My final critique is that there seemed to be frequent portions of this book where one of the main characters just seems to forget they can more or less fly. Of course if they had remembered, all the tension in the scene would have fled with them, but it was frustrating to say the least. Perhaps a more observant reader will be able to point out that no, they actually couldn’t fly because of X condition, or Y limitation, but I feel if readers are asked to stop and perform this kind of calculus during a scene, there needs to be a different (ahem better) scene.

Alright, let’s talk about this Washington Post headline. It reads: “Katherine Rundell is her generation’s J.R.R. Tolkien

Bold. And ultimately misleading. A claim which sets an impossible expectation for the book to live up to no matter how good it truly is (please note: I completely understand Rundell has probably zero control over what WaPo writes so at this point I’m not critiquing her or the book, I’m basically shouting at clouds).

I could easily compare this book to Harry Potter, or Percy Jackson and the Olympians. Comparison to the Song of the Lioness might fit, but perhaps the story’s best comparison (as it is essentially a portal fantasy) would probably be something more like The Lion, the Witch, and the Wardrobe.

But the The Hobbit? Lord of the Rings? Aside from living in the same genre (Fantasy), featuring dragons, and (ostensibly) being written for children, it is hard to see what connects the stories together, and it feels entirely too soon to predict that Impossible Creatures will have the same impact as Tolkien’s frankly enormous body of work.

Now if we actually read the article — always an important step before rage-posting a response — we’ll understand that the comparison has more to do with Rundell’s career, her fellowship at Oxford, and her academic work. The article IS about Impossible Creatures, but the headline is . . . not so much. I don’t know much of Tolkien’s biography so I’m not really in a position to judge the accuracy of this comparison. I’ll take the article’s author at their word (though after such a misleading headline I have very little trust left lol)

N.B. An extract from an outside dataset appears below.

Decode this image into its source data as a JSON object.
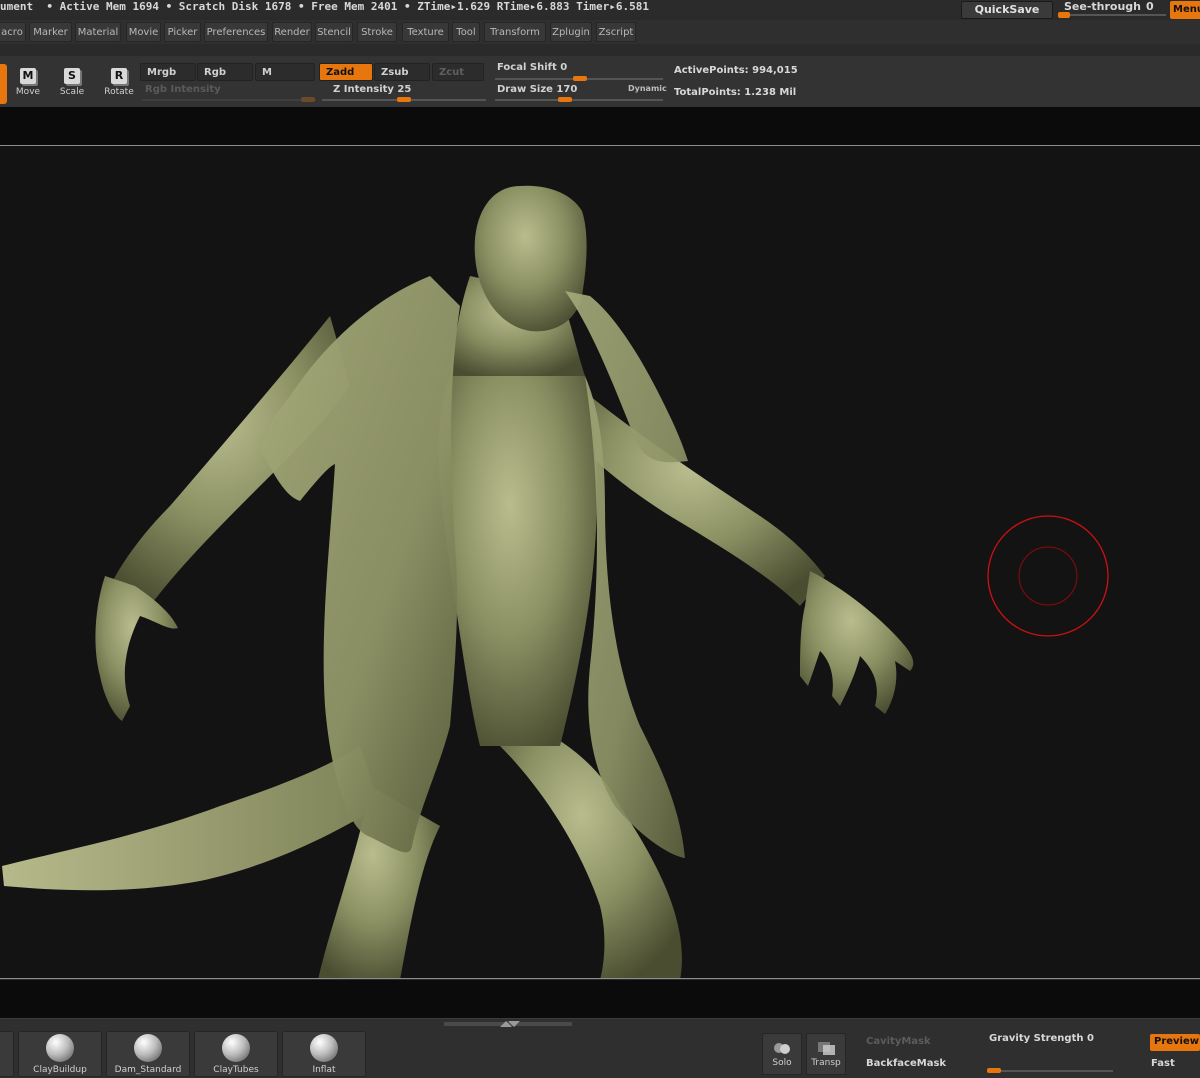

No doubt this is an incredible accolade for the author, but it is one that I think, unfortunately, sets the wrong expectations for a book which, seems to be a smash hit all on its own (#19 in Children’s Fantasy on Amazon as of December 2024).

Give Impossible Creatures a Read?

Yes, despite my very long-winded rant, this book is quite enjoyable (even after all my various critiques). It shines in its essential conceit, the impossible creatures, and succeeds in giving the reader some sense of awe and wonder on every page, whether its a fantastic new setting, or a small but marvelous detail. The prose were sometimes difficult to decipher, and I often wondered how well the plot would hold up under a truly focused microscope; however, as it is, I still greatly enjoyed this journey and am generally anxious for my next adventure in The Archipelago.

I hope this review was able to deliver a sort of even keel for what to expect before starting. I think my own experience was unfortunately somewhat tainted by the coverage I was seeing (in WaPo specifically) and I may have enjoyed this book more if I hadn’t had things like “instant classic” and “this generation’s Tolkien” floating around in my mind while reading.

That’s all I have for you this week. Thanks for reading until the end! Has anyone already read this one? What is your favorite impossible creature? Please leave your thoughts in the comments! I’m excited to talk about this one!